The bill’s biggest change, say Barry Davies, director of Chas Everitt International, and Hennie Mouton, director of Smith Tabata Buchanan Boyes law firm, is the establishment of a Property Practitioners’ Ombuds Office.
This will provide alternative dispute resolution mechanisms for consumers and property practitioners involved in disputes over such matters as financing, marketing, managing, letting, hiring, selling and purchasing property.
The bill also clearly defines and sets expectations of property practitioners, says Adrian Goslett, regional director and CEO of Re/Max of Southern Africa.
“Through definition, it throws the net wider than just that of the estate agent. It intimates authority over, or at least responsibility by, third parties and facilitators…
“The bill should help the Estate Agency Affairs Board eradicate illegal agents.”
Currently, consumers have no recourse once dealings with such agents “go south”, says Goslett, but enforcement will be necessary.

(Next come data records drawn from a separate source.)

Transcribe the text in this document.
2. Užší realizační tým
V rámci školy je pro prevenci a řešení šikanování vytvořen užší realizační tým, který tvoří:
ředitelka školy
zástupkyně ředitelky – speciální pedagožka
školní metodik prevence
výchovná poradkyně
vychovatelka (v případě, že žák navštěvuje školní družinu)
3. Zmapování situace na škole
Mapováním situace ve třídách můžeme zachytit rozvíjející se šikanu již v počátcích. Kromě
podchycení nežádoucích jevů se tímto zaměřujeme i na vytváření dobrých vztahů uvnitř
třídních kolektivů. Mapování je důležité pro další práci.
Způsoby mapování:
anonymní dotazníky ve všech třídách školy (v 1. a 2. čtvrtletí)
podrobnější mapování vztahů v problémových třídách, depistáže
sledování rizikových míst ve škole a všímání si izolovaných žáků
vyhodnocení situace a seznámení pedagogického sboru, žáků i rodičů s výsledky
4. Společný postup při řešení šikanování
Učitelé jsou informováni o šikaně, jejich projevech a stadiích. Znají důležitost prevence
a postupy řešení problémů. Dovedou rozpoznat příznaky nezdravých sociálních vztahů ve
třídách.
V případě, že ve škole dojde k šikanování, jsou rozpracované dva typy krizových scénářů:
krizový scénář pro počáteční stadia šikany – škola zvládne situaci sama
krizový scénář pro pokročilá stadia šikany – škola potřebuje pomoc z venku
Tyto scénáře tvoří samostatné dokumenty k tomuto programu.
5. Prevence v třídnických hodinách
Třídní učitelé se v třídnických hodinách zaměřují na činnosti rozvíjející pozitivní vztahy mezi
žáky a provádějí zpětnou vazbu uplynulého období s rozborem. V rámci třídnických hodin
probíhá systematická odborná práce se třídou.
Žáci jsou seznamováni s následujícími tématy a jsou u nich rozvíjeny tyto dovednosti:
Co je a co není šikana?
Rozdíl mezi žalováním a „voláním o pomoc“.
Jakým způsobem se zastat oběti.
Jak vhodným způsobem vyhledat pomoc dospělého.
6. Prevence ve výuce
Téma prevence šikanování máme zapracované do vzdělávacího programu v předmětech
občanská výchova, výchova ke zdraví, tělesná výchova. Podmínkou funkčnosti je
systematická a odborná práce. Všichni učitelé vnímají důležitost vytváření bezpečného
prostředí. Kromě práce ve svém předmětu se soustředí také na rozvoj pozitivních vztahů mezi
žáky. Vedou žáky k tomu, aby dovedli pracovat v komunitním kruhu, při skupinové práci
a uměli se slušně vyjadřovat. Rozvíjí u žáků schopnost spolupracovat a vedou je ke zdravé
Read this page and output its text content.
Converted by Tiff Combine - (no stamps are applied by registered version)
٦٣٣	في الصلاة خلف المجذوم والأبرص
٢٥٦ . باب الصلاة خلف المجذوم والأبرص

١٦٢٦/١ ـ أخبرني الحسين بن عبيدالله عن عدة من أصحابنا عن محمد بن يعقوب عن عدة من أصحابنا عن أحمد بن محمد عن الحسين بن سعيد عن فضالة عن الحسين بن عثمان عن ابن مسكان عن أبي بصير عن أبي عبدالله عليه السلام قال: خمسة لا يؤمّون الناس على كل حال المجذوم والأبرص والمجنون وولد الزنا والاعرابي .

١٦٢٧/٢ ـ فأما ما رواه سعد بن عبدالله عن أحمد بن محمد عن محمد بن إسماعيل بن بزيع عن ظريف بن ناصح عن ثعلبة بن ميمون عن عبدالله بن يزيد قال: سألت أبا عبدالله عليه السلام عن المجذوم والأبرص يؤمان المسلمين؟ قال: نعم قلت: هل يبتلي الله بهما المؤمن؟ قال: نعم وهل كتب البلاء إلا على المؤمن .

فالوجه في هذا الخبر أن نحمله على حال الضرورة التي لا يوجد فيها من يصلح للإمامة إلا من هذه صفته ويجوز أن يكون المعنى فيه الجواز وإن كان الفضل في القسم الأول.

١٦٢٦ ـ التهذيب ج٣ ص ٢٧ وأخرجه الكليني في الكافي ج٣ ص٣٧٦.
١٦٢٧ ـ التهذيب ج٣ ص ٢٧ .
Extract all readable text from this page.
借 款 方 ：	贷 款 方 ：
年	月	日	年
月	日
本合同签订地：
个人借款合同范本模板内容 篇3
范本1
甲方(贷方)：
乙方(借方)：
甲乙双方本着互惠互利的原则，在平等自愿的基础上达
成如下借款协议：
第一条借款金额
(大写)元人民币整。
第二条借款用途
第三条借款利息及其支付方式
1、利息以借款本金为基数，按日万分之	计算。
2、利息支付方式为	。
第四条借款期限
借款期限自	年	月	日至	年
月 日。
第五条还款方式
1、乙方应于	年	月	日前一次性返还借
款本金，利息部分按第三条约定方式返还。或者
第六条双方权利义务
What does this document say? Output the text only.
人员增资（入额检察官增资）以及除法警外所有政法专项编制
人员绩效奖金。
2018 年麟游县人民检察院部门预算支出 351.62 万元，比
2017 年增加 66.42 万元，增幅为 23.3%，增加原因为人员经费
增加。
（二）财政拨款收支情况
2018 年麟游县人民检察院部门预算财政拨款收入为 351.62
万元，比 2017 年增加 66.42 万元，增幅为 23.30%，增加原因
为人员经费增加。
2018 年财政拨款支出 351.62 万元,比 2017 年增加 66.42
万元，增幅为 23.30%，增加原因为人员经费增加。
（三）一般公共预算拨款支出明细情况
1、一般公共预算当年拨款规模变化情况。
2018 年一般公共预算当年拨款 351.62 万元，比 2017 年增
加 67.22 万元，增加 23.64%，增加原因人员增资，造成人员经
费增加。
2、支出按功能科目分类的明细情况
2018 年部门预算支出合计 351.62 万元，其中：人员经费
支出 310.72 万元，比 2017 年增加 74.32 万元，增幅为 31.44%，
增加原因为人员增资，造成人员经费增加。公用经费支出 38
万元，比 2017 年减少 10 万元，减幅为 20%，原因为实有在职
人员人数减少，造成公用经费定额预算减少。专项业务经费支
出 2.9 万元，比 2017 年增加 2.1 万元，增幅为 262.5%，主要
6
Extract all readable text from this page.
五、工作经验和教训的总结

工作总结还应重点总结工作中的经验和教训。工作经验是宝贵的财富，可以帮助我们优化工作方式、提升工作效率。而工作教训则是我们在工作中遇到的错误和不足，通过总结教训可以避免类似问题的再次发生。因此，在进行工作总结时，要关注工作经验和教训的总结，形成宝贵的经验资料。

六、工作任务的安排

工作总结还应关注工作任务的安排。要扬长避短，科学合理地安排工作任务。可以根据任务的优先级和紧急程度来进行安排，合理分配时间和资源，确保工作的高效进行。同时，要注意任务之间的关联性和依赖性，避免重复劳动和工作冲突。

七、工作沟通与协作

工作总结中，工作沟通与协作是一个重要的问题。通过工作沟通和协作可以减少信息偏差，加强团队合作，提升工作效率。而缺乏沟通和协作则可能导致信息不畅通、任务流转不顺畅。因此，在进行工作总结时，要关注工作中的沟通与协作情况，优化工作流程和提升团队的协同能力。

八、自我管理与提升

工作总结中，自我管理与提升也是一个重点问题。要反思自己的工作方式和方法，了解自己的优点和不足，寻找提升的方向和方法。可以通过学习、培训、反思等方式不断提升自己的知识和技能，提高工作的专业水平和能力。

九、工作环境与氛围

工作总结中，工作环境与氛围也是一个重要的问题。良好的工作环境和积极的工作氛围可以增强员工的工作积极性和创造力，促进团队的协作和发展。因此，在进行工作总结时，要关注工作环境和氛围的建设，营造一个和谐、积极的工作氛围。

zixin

Under the bill, a regulatory body – the Property Practitioners Regulatory Authority – will replace the Estate Agency Affairs Board and its mandate will be to regulate the conduct of all property practitioners in all their dealings with consumers.
Davies and Smith note that the bill generally does not apply to people selling their own residential properties privately, or to attorneys, candidate attorneys, or a sheriff of the court.
In a joint statement, they say a Property Practitioners Fidelity Fund – currently the Estate Agents Fidelity Fund – will finance the reimbursement of people who have suffered financial loss due to the theft of trust money by registered property practitioners.
“Consumers should note that they will not be able to lodge a claim on the fund unless they have first laid a criminal charge against the property practitioner for misappropriation or theft of trust funds.
“The minister of human settlements will be entitled to put a cap on the amount the fund may pay out.”
Jan le Roux, CEO of the Real Estate Business Owners of South Africa, says: “From an industry perspective, we are glad that this has at long last happened, as the existing Estate Agency Affairs Act, that dates from 1977, is totally out of date in today’s economy.
“The act has been amended a number of times, but a total overhaul was undoubtedly overdue.”
However, the organisation is still studying the bill, and Le Roux believes stakeholders are “being put under pressure” to comment within 30 days.
Considering there are a number of public holidays in the next few weeks, this amounts to only 18 working days.
These sentiments are shared by Lew Geffen, chairman of Lew Geffen Sotheby’s International Realty, who says the bill is a sizeable piece of legislation.
“The government has largely kept us in the dark about the contents of the bill since it was proposed some four years ago, and we now have 30 days only in which to offer considered comment.
“That is not long enough, especially as this period includes the Easter long weekend.”